Nazir Siyal
KARACHI: The State Bank of Pakistan (SBP)-held foreign exchange reserves fell below $3 billion to a nine-year low as the cash-strapped nation faces hurdles in shoring up its economy amid a stalled International Monetary Fund (IMF) programme.
The coalition government is desperately trying to unlock the IMF deal, with the lender’s mission in Islamabad to negotiate the terms for resuming the Extended Fund Facility (EFF), which will pave for Pakistan to get more than $1 billion from the institution.
In a statement, the central bank said, as of the week ended February 3, its foreign exchange reserves slipped to $2,916.7 million after a fall of $170 million due to external debt payments.

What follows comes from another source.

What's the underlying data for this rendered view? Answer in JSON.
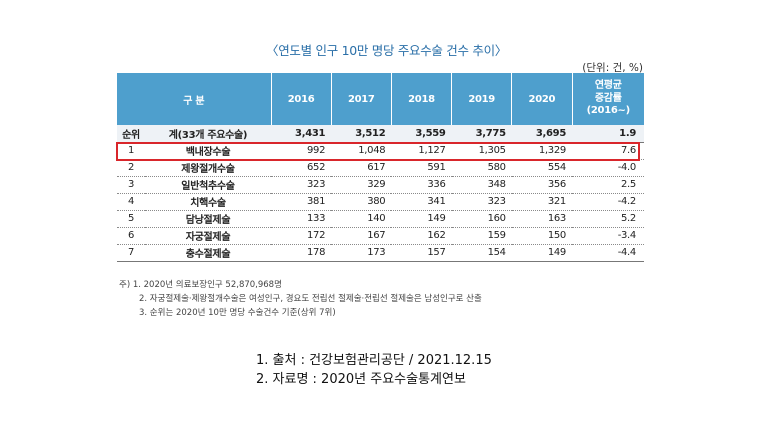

The net forex reserves held by commercial banks stand at $5,622.9 million, $2.745 billion more than the SBP, bringing the total liquid foreign reserves of the country to $8,539.6 million, the statement mentioned.
The government and the SBP were banking on friendly countries, including Saudi Arabia, to help boost the reserves; however, none of the nations has so far delivered on its commitment — leaving Pakistan in a critical position.
As a result of the depleting foreign exchange reserves, imports have been hit hard as commercial banks are reluctant in opening letters of credit (LCs), making it next to impossible for businesses to stay afloat.